Satellite-Based Land-Use Regression for Continental-Scale Long-Term Ambient PM2.5 Exposure Assessment in Australia.

Australia has relatively diverse sources and low concentrations of ambient fine particulate matter (<2.5 µm, PM2.5). Few comparable regions are available to evaluate the utility of continental-scale land-use regression (LUR) models including global geophysical estimates of PM2.5, derived by relating satellite-observed aerosol optical depth to ground-level PM2.5 ("SAT-PM2.5"). We aimed to determine the validity of such satellite-based LUR models for PM2.5 in Australia. We used global SAT-PM2.5 estimates (∼10 km grid) and local land-use predictors to develop four LUR models for year-2015 (two satellite-based, two nonsatellite-based). We evaluated model performance at 51 independent monitoring sites not used for model development. An LUR model that included the SAT-PM2.5 predictor variable (and six others) explained the most spatial variability in PM2.5 (adjusted R2 = 0.63, RMSE (µg/m3 [%]): 0.96 [14%]). Performance decreased modestly when evaluated (evaluation R2 = 0.52, RMSE: 1.15 [16%]). The evaluation R2 of the SAT-PM2.5 estimate alone was 0.26 (RMSE: 3.97 [56%]). SAT-PM2.5 estimates improved LUR model performance, while local land-use predictors increased the utility of global SAT-PM2.5 estimates, including enhanced characterization of within-city gradients. Our findings support the validity of continental-scale satellite-based LUR modeling for PM2.5 exposure assessment in Australia.
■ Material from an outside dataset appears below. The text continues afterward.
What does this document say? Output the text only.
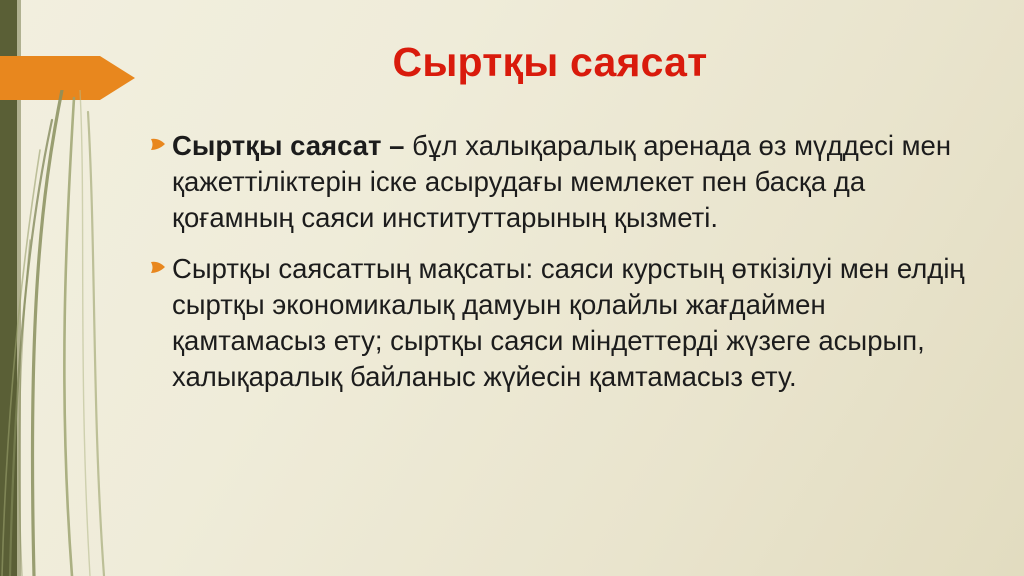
Сыртқы саясат
Сыртқы саясат – бұл халықаралық аренада өз мүддесі мен қажеттіліктерін іске асырудағы мемлекет пен басқа да қоғамның саяси институттарының қызметі.
Сыртқы саясаттың мақсаты: саяси курстың өткізілуі мен елдің сыртқы экономикалық дамуын қолайлы жағдаймен қамтамасыз ету; сыртқы саяси міндеттерді жүзеге асырып, халықаралық байланыс жүйесін қамтамасыз ету.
Independent Validation of National Satellite-Based Land-Use Regression Models for Nitrogen Dioxide Using Passive Samplers.

Including satellite observations of nitrogen dioxide (NO2) in land-use regression (LUR) models can improve their predictive ability, but requires rigorous evaluation. We used 123 passive NO2 samplers sited to capture within-city and near-road variability in two Australian cities (Sydney and Perth) to assess the validity of annual mean NO2 estimates from existing national satellite-based LUR models (developed with 68 regulatory monitors). The samplers spanned roadside, urban near traffic (≤100 m to a major road), and urban background (>100 m to a major road) locations. We evaluated model performance using R2 (predicted NO2 regressed on independent measurements of NO2), mean-square-error R2 (MSE-R2), RMSE, and bias. Our models captured up to 69% of spatial variability in NO2 at urban near-traffic and urban background locations, and up to 58% of variability at all validation sites, including roadside locations. The absolute agreement of measurements and predictions (measured by MSE-R2) was similar to their correlation (measured by R2). Few previous studies have performed independent evaluations of national satellite-based LUR models, and there is little information on the performance of models developed with a small number of NO2 monitors. We have demonstrated that such models are a valid approach for estimating NO2 exposures in Australian cities.